Sulle motivazioni dell'omicidio vennero fatte diverse ipotesi. La prima ruotava attorno al furto delle monete ricevute dall'imperatrice. In fondo, Arcangeli aveva già rubato in precedenza. Ma perché avrebbe dovuto uccidere? Non era stato colto di sorpresa, visto che si trovava sin dall'inizio nella stanza assieme all'archeologo. Forse aveva ricevuto delle avances da Winckelmann? Ma allora perché questi gli avrebbe gridato contro accusandolo di essere una spia, stando a quanto riferito dal cameriere e dallo stesso aggressore? Inoltre, il giorno prima Arcangeli aveva comprato il coltello e la corda, per cui era plausibile una premeditazione.

Anton von Maron, Ritratto di Johann Joachim Winckelmann (1768). Castello di Weimar

Anton von Maron, Ritratto di Johann Joachim Winckelmann (1768). Castello di Weimar

Foto: Pubblico dominio

Un'ipotesi particolarmente interessante potrebbe risalire al ruolo svolto da Winckelmann alla corte di Vienna: forse era il latore di un carteggio segreto fra il cardinal Albani e Maria Teresa, che in quel periodo stava estromettendo i gesuiti del suo impero dalle posizioni di rilievo. Questo spiegherebbe sia le accuse di spionaggio rivolte all'Arcangeli sia l'interesse costante che il ministro von Kaunitz dimostrò nel corso di tutte le indagini, chiedendo fra l'altro che gli venissero spediti gli effetti personali della vittima per poterli visionare prima di finire delle mani di Albani, legittimo erede.

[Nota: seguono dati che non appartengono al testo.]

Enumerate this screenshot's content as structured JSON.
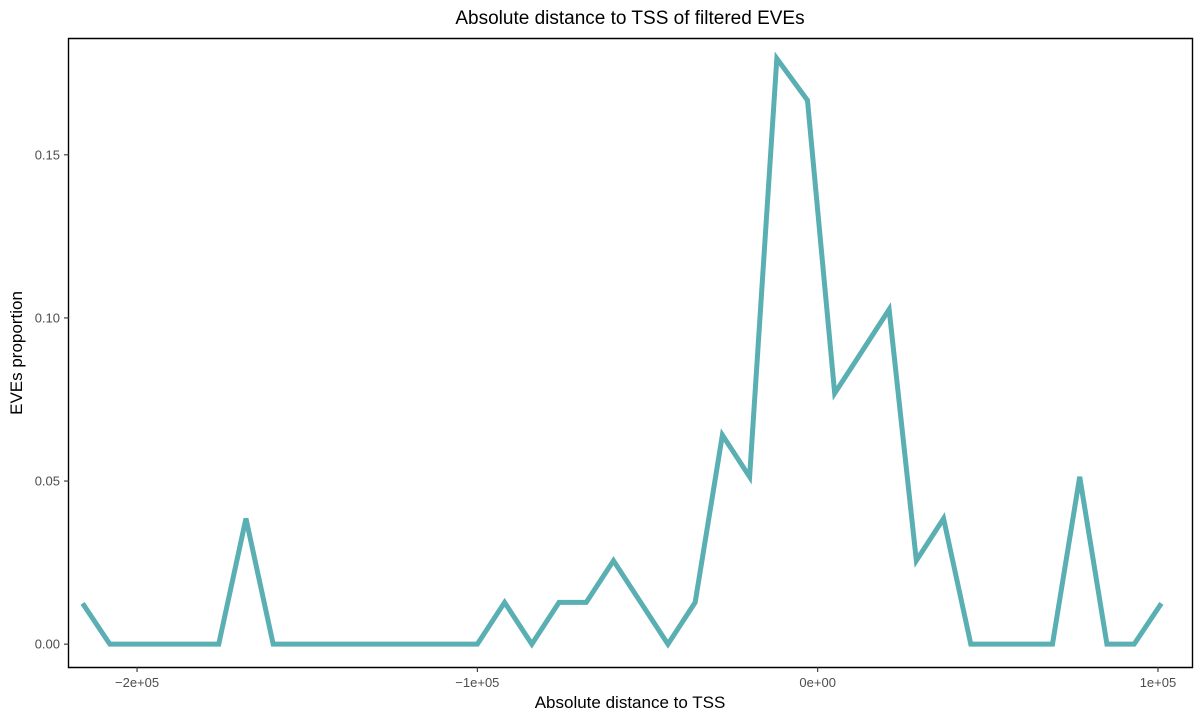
{
  "chart_data": {
    "type": "line",
    "title": "Absolute distance to TSS of filtered EVEs",
    "xlabel": "Absolute distance to TSS",
    "ylabel": "EVEs proportion",
    "xlim": [
      -220000,
      110000
    ],
    "ylim": [
      -0.007,
      0.1855
    ],
    "x_ticks": [
      -200000,
      -100000,
      0,
      100000
    ],
    "x_tick_labels": [
      "−2e+05",
      "−1e+05",
      "0e+00",
      "1e+05"
    ],
    "y_ticks": [
      0,
      0.05,
      0.1,
      0.15
    ],
    "y_tick_labels": [
      "0.00",
      "0.05",
      "0.10",
      "0.15"
    ],
    "grid": false,
    "legend": "none",
    "series": [
      {
        "color": "#5aafb2",
        "x": [
          -216000,
          -208000,
          -200000,
          -192000,
          -184000,
          -176000,
          -168000,
          -160000,
          -152000,
          -144000,
          -136000,
          -128000,
          -120000,
          -112000,
          -104000,
          -100000,
          -92000,
          -84000,
          -76000,
          -68000,
          -60000,
          -52000,
          -44000,
          -36000,
          -28000,
          -20000,
          -12000,
          -3000,
          5000,
          13000,
          21000,
          29000,
          37000,
          45000,
          53000,
          61000,
          69000,
          77000,
          85000,
          93000,
          101000
        ],
        "values": [
          0.0125,
          0.0,
          0.0,
          0.0,
          0.0,
          0.0,
          0.0385,
          0.0,
          0.0,
          0.0,
          0.0,
          0.0,
          0.0,
          0.0,
          0.0,
          0.0,
          0.0128,
          0.0,
          0.0128,
          0.0128,
          0.0256,
          0.0128,
          0.0,
          0.0128,
          0.0641,
          0.0513,
          0.1795,
          0.1667,
          0.0769,
          0.0897,
          0.1026,
          0.0256,
          0.0385,
          0.0,
          0.0,
          0.0,
          0.0,
          0.0513,
          0.0,
          0.0,
          0.0125
        ]
      }
    ]
  }
}
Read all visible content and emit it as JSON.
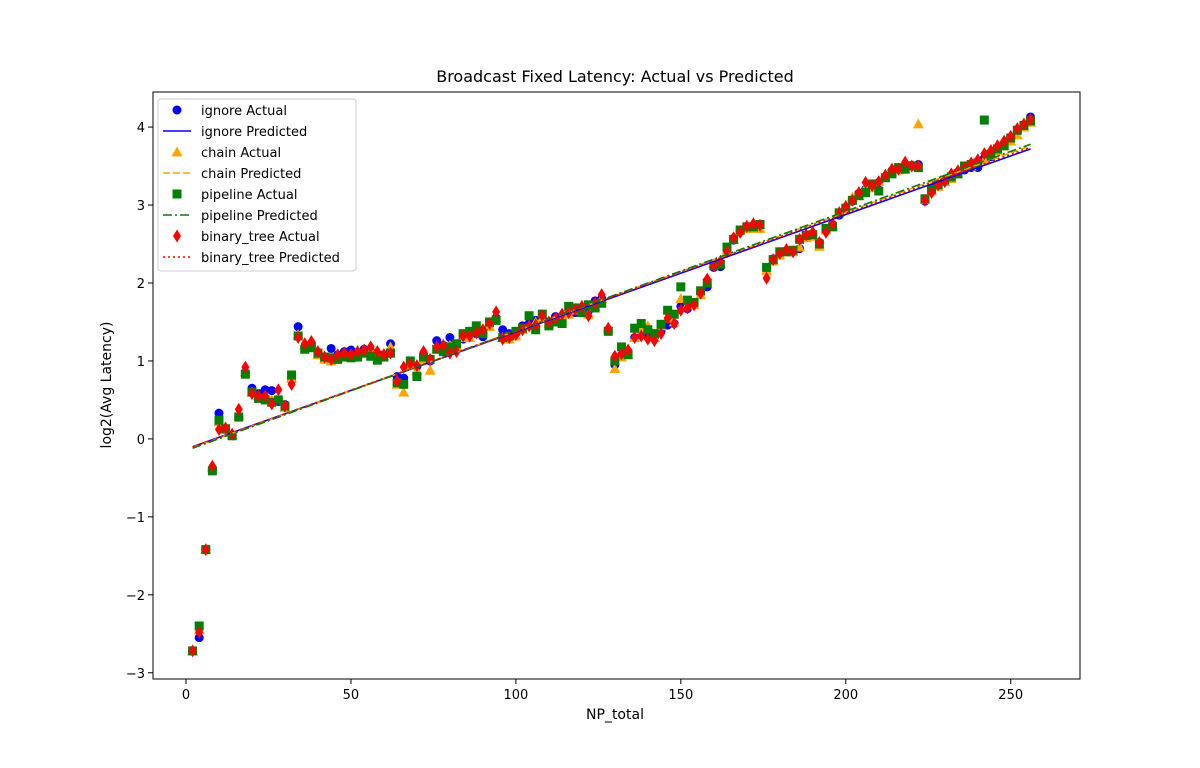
{
  "chart_data": {
    "type": "scatter",
    "title": "Broadcast Fixed Latency: Actual vs Predicted",
    "xlabel": "NP_total",
    "ylabel": "log2(Avg Latency)",
    "xlim": [
      -10,
      271
    ],
    "ylim": [
      -3.08,
      4.45
    ],
    "xticks": [
      0,
      50,
      100,
      150,
      200,
      250
    ],
    "yticks": [
      -3,
      -2,
      -1,
      0,
      1,
      2,
      3,
      4
    ],
    "xtick_labels": [
      "0",
      "50",
      "100",
      "150",
      "200",
      "250"
    ],
    "ytick_labels": [
      "−3",
      "−2",
      "−1",
      "0",
      "1",
      "2",
      "3",
      "4"
    ],
    "grid": false,
    "legend_position": "upper-left",
    "legend": [
      {
        "label": "ignore Actual",
        "marker": "circle",
        "color": "#0000ff"
      },
      {
        "label": "ignore Predicted",
        "line": "solid",
        "color": "#0000ff"
      },
      {
        "label": "chain Actual",
        "marker": "triangle",
        "color": "#ffa500"
      },
      {
        "label": "chain Predicted",
        "line": "dashed",
        "color": "#ffa500"
      },
      {
        "label": "pipeline Actual",
        "marker": "square",
        "color": "#008000"
      },
      {
        "label": "pipeline Predicted",
        "line": "dashdot",
        "color": "#008000"
      },
      {
        "label": "binary_tree Actual",
        "marker": "diamond",
        "color": "#ff0000"
      },
      {
        "label": "binary_tree Predicted",
        "line": "dotted",
        "color": "#ff0000"
      }
    ],
    "predicted_lines": [
      {
        "name": "ignore Predicted",
        "color": "#0000ff",
        "style": "solid",
        "x": [
          2,
          256
        ],
        "y": [
          -0.1,
          3.72
        ]
      },
      {
        "name": "chain Predicted",
        "color": "#ffa500",
        "style": "dashed",
        "x": [
          2,
          256
        ],
        "y": [
          -0.11,
          3.76
        ]
      },
      {
        "name": "pipeline Predicted",
        "color": "#008000",
        "style": "dashdot",
        "x": [
          2,
          256
        ],
        "y": [
          -0.12,
          3.78
        ]
      },
      {
        "name": "binary_tree Predicted",
        "color": "#ff0000",
        "style": "dotted",
        "x": [
          2,
          256
        ],
        "y": [
          -0.1,
          3.74
        ]
      }
    ],
    "series": [
      {
        "name": "ignore Actual",
        "marker": "circle",
        "color": "#0000ff",
        "x": [
          2,
          4,
          6,
          8,
          10,
          12,
          14,
          16,
          18,
          20,
          22,
          24,
          26,
          28,
          30,
          32,
          34,
          36,
          38,
          40,
          42,
          44,
          46,
          48,
          50,
          52,
          54,
          56,
          58,
          60,
          62,
          64,
          66,
          68,
          70,
          72,
          74,
          76,
          78,
          80,
          82,
          84,
          86,
          88,
          90,
          92,
          94,
          96,
          98,
          100,
          102,
          104,
          106,
          108,
          110,
          112,
          114,
          116,
          118,
          120,
          122,
          124,
          126,
          128,
          130,
          132,
          134,
          136,
          138,
          140,
          142,
          144,
          146,
          148,
          150,
          152,
          154,
          156,
          158,
          160,
          162,
          164,
          166,
          168,
          170,
          172,
          174,
          176,
          178,
          180,
          182,
          184,
          186,
          188,
          190,
          192,
          194,
          196,
          198,
          200,
          202,
          204,
          206,
          208,
          210,
          212,
          214,
          216,
          218,
          220,
          222,
          224,
          226,
          228,
          230,
          232,
          234,
          236,
          238,
          240,
          242,
          244,
          246,
          248,
          250,
          252,
          254,
          256
        ],
        "y": [
          -2.72,
          -2.55,
          -1.42,
          -0.38,
          0.33,
          0.13,
          0.05,
          0.28,
          0.85,
          0.65,
          0.58,
          0.63,
          0.62,
          0.48,
          0.44,
          0.75,
          1.44,
          1.18,
          1.22,
          1.1,
          1.05,
          1.16,
          1.08,
          1.12,
          1.14,
          1.1,
          1.15,
          1.12,
          1.06,
          1.08,
          1.22,
          0.8,
          0.78,
          0.95,
          0.93,
          1.08,
          1.0,
          1.26,
          1.2,
          1.3,
          1.18,
          1.28,
          1.38,
          1.35,
          1.31,
          1.46,
          1.55,
          1.4,
          1.35,
          1.38,
          1.45,
          1.48,
          1.52,
          1.55,
          1.5,
          1.57,
          1.56,
          1.6,
          1.62,
          1.66,
          1.64,
          1.77,
          1.8,
          1.4,
          0.95,
          1.07,
          1.12,
          1.3,
          1.38,
          1.31,
          1.3,
          1.38,
          1.46,
          1.48,
          1.7,
          1.67,
          1.72,
          1.87,
          1.95,
          2.2,
          2.21,
          2.42,
          2.55,
          2.66,
          2.7,
          2.72,
          2.73,
          2.2,
          2.31,
          2.36,
          2.41,
          2.4,
          2.44,
          2.6,
          2.62,
          2.52,
          2.7,
          2.75,
          2.87,
          2.95,
          3.05,
          3.15,
          3.2,
          3.25,
          3.29,
          3.36,
          3.44,
          3.46,
          3.5,
          3.51,
          3.52,
          3.05,
          3.22,
          3.25,
          3.33,
          3.35,
          3.42,
          3.45,
          3.48,
          3.48,
          3.6,
          3.62,
          3.7,
          3.78,
          3.86,
          3.94,
          4.03,
          4.13
        ]
      },
      {
        "name": "chain Actual",
        "marker": "triangle",
        "color": "#ffa500",
        "x": [
          2,
          4,
          6,
          8,
          10,
          12,
          14,
          16,
          18,
          20,
          22,
          24,
          26,
          28,
          30,
          32,
          34,
          36,
          38,
          40,
          42,
          44,
          46,
          48,
          50,
          52,
          54,
          56,
          58,
          60,
          62,
          64,
          66,
          68,
          70,
          72,
          74,
          76,
          78,
          80,
          82,
          84,
          86,
          88,
          90,
          92,
          94,
          96,
          98,
          100,
          102,
          104,
          106,
          108,
          110,
          112,
          114,
          116,
          118,
          120,
          122,
          124,
          126,
          128,
          130,
          132,
          134,
          136,
          138,
          140,
          142,
          144,
          146,
          148,
          150,
          152,
          154,
          156,
          158,
          160,
          162,
          164,
          166,
          168,
          170,
          172,
          174,
          176,
          178,
          180,
          182,
          184,
          186,
          188,
          190,
          192,
          194,
          196,
          198,
          200,
          202,
          204,
          206,
          208,
          210,
          212,
          214,
          216,
          218,
          220,
          222,
          224,
          226,
          228,
          230,
          232,
          234,
          236,
          238,
          240,
          242,
          244,
          246,
          248,
          250,
          252,
          254,
          256
        ],
        "y": [
          -2.72,
          -2.45,
          -1.42,
          -0.36,
          0.22,
          0.12,
          0.05,
          0.3,
          0.86,
          0.6,
          0.55,
          0.55,
          0.5,
          0.5,
          0.4,
          0.78,
          1.34,
          1.2,
          1.22,
          1.08,
          1.02,
          1.0,
          1.08,
          1.1,
          1.06,
          1.08,
          1.12,
          1.14,
          1.1,
          1.1,
          1.18,
          0.7,
          0.6,
          0.95,
          0.88,
          1.02,
          0.88,
          1.15,
          1.18,
          1.2,
          1.18,
          1.3,
          1.3,
          1.38,
          1.4,
          1.44,
          1.55,
          1.3,
          1.28,
          1.32,
          1.4,
          1.45,
          1.5,
          1.55,
          1.48,
          1.52,
          1.56,
          1.6,
          1.65,
          1.67,
          1.6,
          1.7,
          1.8,
          1.42,
          0.9,
          1.05,
          1.08,
          1.3,
          1.4,
          1.45,
          1.3,
          1.45,
          1.55,
          1.5,
          1.8,
          1.72,
          1.72,
          1.85,
          2.0,
          2.25,
          2.25,
          2.42,
          2.56,
          2.67,
          2.7,
          2.7,
          2.7,
          2.16,
          2.28,
          2.36,
          2.4,
          2.4,
          2.46,
          2.58,
          2.6,
          2.47,
          2.68,
          2.74,
          2.92,
          3.0,
          3.1,
          3.12,
          3.22,
          3.22,
          3.3,
          3.4,
          3.46,
          3.45,
          3.52,
          3.5,
          4.04,
          3.07,
          3.18,
          3.24,
          3.3,
          3.34,
          3.4,
          3.48,
          3.5,
          3.54,
          3.58,
          3.64,
          3.7,
          3.76,
          3.82,
          3.9,
          4.0,
          4.06
        ]
      },
      {
        "name": "pipeline Actual",
        "marker": "square",
        "color": "#008000",
        "x": [
          2,
          4,
          6,
          8,
          10,
          12,
          14,
          16,
          18,
          20,
          22,
          24,
          26,
          28,
          30,
          32,
          34,
          36,
          38,
          40,
          42,
          44,
          46,
          48,
          50,
          52,
          54,
          56,
          58,
          60,
          62,
          64,
          66,
          68,
          70,
          72,
          74,
          76,
          78,
          80,
          82,
          84,
          86,
          88,
          90,
          92,
          94,
          96,
          98,
          100,
          102,
          104,
          106,
          108,
          110,
          112,
          114,
          116,
          118,
          120,
          122,
          124,
          126,
          128,
          130,
          132,
          134,
          136,
          138,
          140,
          142,
          144,
          146,
          148,
          150,
          152,
          154,
          156,
          158,
          160,
          162,
          164,
          166,
          168,
          170,
          172,
          174,
          176,
          178,
          180,
          182,
          184,
          186,
          188,
          190,
          192,
          194,
          196,
          198,
          200,
          202,
          204,
          206,
          208,
          210,
          212,
          214,
          216,
          218,
          220,
          222,
          224,
          226,
          228,
          230,
          232,
          234,
          236,
          238,
          240,
          242,
          244,
          246,
          248,
          250,
          252,
          254,
          256
        ],
        "y": [
          -2.72,
          -2.4,
          -1.42,
          -0.41,
          0.24,
          0.13,
          0.04,
          0.28,
          0.83,
          0.6,
          0.52,
          0.5,
          0.47,
          0.5,
          0.42,
          0.82,
          1.32,
          1.15,
          1.17,
          1.1,
          1.05,
          1.04,
          1.02,
          1.05,
          1.04,
          1.05,
          1.1,
          1.06,
          1.01,
          1.05,
          1.1,
          0.72,
          0.7,
          1.0,
          0.8,
          1.05,
          1.02,
          1.15,
          1.12,
          1.18,
          1.22,
          1.35,
          1.38,
          1.45,
          1.35,
          1.5,
          1.52,
          1.3,
          1.32,
          1.38,
          1.42,
          1.58,
          1.4,
          1.6,
          1.45,
          1.5,
          1.48,
          1.7,
          1.68,
          1.62,
          1.72,
          1.68,
          1.74,
          1.38,
          1.0,
          1.18,
          1.08,
          1.42,
          1.48,
          1.4,
          1.35,
          1.47,
          1.65,
          1.6,
          1.95,
          1.78,
          1.75,
          1.9,
          2.0,
          2.22,
          2.24,
          2.46,
          2.56,
          2.68,
          2.72,
          2.72,
          2.75,
          2.2,
          2.3,
          2.4,
          2.4,
          2.42,
          2.56,
          2.61,
          2.62,
          2.5,
          2.7,
          2.72,
          2.9,
          2.96,
          3.06,
          3.12,
          3.16,
          3.27,
          3.18,
          3.35,
          3.4,
          3.48,
          3.46,
          3.5,
          3.48,
          3.08,
          3.2,
          3.26,
          3.32,
          3.36,
          3.4,
          3.5,
          3.52,
          3.54,
          4.09,
          3.65,
          3.72,
          3.76,
          3.86,
          3.96,
          4.02,
          4.08
        ]
      },
      {
        "name": "binary_tree Actual",
        "marker": "diamond",
        "color": "#ff0000",
        "x": [
          2,
          4,
          6,
          8,
          10,
          12,
          14,
          16,
          18,
          20,
          22,
          24,
          26,
          28,
          30,
          32,
          34,
          36,
          38,
          40,
          42,
          44,
          46,
          48,
          50,
          52,
          54,
          56,
          58,
          60,
          62,
          64,
          66,
          68,
          70,
          72,
          74,
          76,
          78,
          80,
          82,
          84,
          86,
          88,
          90,
          92,
          94,
          96,
          98,
          100,
          102,
          104,
          106,
          108,
          110,
          112,
          114,
          116,
          118,
          120,
          122,
          124,
          126,
          128,
          130,
          132,
          134,
          136,
          138,
          140,
          142,
          144,
          146,
          148,
          150,
          152,
          154,
          156,
          158,
          160,
          162,
          164,
          166,
          168,
          170,
          172,
          174,
          176,
          178,
          180,
          182,
          184,
          186,
          188,
          190,
          192,
          194,
          196,
          198,
          200,
          202,
          204,
          206,
          208,
          210,
          212,
          214,
          216,
          218,
          220,
          222,
          224,
          226,
          228,
          230,
          232,
          234,
          236,
          238,
          240,
          242,
          244,
          246,
          248,
          250,
          252,
          254,
          256
        ],
        "y": [
          -2.72,
          -2.48,
          -1.42,
          -0.35,
          0.12,
          0.14,
          0.06,
          0.38,
          0.92,
          0.58,
          0.55,
          0.55,
          0.45,
          0.63,
          0.42,
          0.7,
          1.3,
          1.22,
          1.25,
          1.12,
          1.05,
          1.02,
          1.08,
          1.1,
          1.08,
          1.12,
          1.14,
          1.18,
          1.12,
          1.08,
          1.1,
          0.74,
          0.92,
          0.96,
          0.94,
          1.12,
          1.02,
          1.18,
          1.2,
          1.1,
          1.12,
          1.32,
          1.32,
          1.36,
          1.4,
          1.48,
          1.63,
          1.28,
          1.3,
          1.34,
          1.4,
          1.45,
          1.46,
          1.58,
          1.5,
          1.55,
          1.6,
          1.62,
          1.66,
          1.7,
          1.58,
          1.74,
          1.85,
          1.42,
          1.06,
          1.09,
          1.14,
          1.3,
          1.32,
          1.28,
          1.26,
          1.35,
          1.55,
          1.48,
          1.65,
          1.68,
          1.72,
          1.87,
          2.05,
          2.22,
          2.28,
          2.4,
          2.58,
          2.65,
          2.73,
          2.76,
          2.74,
          2.06,
          2.3,
          2.38,
          2.43,
          2.4,
          2.56,
          2.62,
          2.65,
          2.52,
          2.65,
          2.76,
          2.9,
          2.98,
          3.06,
          3.16,
          3.29,
          3.25,
          3.3,
          3.38,
          3.46,
          3.46,
          3.55,
          3.5,
          3.5,
          3.06,
          3.16,
          3.26,
          3.3,
          3.4,
          3.44,
          3.48,
          3.54,
          3.58,
          3.66,
          3.7,
          3.76,
          3.82,
          3.88,
          3.98,
          4.04,
          4.1
        ]
      }
    ]
  }
}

Un'ulteriore (fantasiosa) congettura vorrebbe Winckelmann morto per cause naturali già a Vienna, e poi sostituito da un impostore in combutta con Arcangeli. Giunti a Trieste, i due avrebbero litigato per questioni venali che avrebbero portato al regolamento di conti. Qualunque sia la verità, probabilmente non la sapremo mai.